Monday, September 25, 2006

Today's English lesson

From Common Errors in English:

The Handyman's Secret Weapon

A commercial firm has named its product Duck Tape, hearkening back to the original name for this adhesive tape (which was green), developed by Johnson & Johnson during World War II to waterproof ammunition cases.

It is now usually called duct tape, for its supposed use in connecting ventilation and other ducts (which match its current silver color).

Note that modern building codes consider duct tape unsafe for sealing ducts, particularly those that convey hot air.

Okay, it may be unsafe for sealing ducts, but duct tape is an amazing substance and I always keep a roll handy. When traveling in an airport in a third-world country, I keep a roll in my backpack to use as soon as I see my luggage emerging, because it is invariably damaged in some way, sometimes beyond reasonable usefulness. I was toting a big Sterilite container full of baby formula for an orphanage once, and when I saw it being handled off the plane, I knew it was a goner. Sure enough, it was barely holding together and wouldn't make it out of the airport without spilling all the contents. I had my roll of duct tape in hand, however, and quickly taped it up enough to get it out the door and into the truck waiting for me.
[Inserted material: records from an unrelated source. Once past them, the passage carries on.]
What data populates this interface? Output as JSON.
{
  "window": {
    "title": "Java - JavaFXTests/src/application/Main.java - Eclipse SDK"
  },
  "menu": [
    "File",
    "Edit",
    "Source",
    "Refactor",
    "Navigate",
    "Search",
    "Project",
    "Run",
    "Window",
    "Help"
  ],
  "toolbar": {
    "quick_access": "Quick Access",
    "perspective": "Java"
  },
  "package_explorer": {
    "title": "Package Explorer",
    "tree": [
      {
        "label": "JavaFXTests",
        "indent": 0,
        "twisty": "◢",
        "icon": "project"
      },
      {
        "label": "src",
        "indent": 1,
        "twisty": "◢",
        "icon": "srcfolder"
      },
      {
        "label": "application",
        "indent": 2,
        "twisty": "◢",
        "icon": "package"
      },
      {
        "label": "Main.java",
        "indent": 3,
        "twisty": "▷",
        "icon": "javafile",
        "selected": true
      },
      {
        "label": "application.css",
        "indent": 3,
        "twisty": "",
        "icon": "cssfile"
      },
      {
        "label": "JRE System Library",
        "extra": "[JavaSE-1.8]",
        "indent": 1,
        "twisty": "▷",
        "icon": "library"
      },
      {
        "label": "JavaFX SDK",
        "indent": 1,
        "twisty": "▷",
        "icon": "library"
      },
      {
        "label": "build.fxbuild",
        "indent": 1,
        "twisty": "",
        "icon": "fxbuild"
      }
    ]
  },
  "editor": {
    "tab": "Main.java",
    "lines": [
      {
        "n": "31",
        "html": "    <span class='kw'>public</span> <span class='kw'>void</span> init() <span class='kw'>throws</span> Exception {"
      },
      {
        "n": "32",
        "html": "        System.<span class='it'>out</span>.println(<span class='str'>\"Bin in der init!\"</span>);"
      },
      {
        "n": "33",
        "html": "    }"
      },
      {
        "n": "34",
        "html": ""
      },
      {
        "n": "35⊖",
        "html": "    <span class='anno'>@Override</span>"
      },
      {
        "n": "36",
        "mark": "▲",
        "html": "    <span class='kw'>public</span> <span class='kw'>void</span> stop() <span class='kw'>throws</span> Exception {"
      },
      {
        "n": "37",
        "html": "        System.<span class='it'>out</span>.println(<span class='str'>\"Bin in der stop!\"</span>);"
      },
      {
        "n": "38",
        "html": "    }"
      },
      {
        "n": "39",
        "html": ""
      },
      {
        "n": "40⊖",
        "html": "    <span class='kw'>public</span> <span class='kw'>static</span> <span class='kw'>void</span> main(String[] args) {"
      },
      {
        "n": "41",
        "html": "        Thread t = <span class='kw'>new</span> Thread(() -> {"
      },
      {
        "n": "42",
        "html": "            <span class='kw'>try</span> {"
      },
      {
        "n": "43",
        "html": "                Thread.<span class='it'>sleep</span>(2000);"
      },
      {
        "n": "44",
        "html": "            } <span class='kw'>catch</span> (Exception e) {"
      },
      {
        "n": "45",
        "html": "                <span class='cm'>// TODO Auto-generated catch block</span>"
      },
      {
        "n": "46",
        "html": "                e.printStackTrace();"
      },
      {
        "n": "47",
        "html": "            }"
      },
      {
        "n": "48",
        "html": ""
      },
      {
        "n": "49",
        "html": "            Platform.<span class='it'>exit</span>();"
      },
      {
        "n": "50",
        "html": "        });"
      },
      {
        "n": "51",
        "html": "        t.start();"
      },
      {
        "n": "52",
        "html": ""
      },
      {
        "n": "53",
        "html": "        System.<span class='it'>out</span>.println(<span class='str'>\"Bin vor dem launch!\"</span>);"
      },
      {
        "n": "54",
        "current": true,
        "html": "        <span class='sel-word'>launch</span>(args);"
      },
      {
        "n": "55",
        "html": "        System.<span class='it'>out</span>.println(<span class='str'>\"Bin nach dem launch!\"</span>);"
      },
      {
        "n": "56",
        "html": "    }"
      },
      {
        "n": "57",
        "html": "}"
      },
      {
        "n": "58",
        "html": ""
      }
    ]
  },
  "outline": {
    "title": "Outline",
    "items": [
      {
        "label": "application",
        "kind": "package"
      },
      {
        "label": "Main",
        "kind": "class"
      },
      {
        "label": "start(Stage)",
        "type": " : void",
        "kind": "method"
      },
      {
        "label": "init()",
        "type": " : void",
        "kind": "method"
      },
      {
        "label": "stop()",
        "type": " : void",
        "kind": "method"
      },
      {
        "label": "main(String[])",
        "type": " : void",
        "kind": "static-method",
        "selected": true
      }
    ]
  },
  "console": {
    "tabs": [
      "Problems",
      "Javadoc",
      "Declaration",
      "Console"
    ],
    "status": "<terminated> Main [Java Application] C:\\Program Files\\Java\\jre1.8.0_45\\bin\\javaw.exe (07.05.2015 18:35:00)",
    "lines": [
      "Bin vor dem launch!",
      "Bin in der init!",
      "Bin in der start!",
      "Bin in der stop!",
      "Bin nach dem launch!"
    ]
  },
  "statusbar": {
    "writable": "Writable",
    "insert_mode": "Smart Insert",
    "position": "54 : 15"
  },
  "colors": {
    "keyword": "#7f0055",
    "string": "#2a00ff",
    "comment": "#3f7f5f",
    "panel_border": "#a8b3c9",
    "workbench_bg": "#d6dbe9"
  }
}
It's also been handy for emergency hemming (if the fabric isn't too thin). I have a nice microfiber zip jacket that looks spiffy and professional -- until you look at the inside of the zipper placket and see that it had been duct-taped to prevent it from unfolding. I had had to do that in a backstage emergency, and later I inadvertently let it go through the wash/dry cycles at home. It came out of the dryer perfectly, duct tape intact! So to this day it still bears the marks of that fast fix.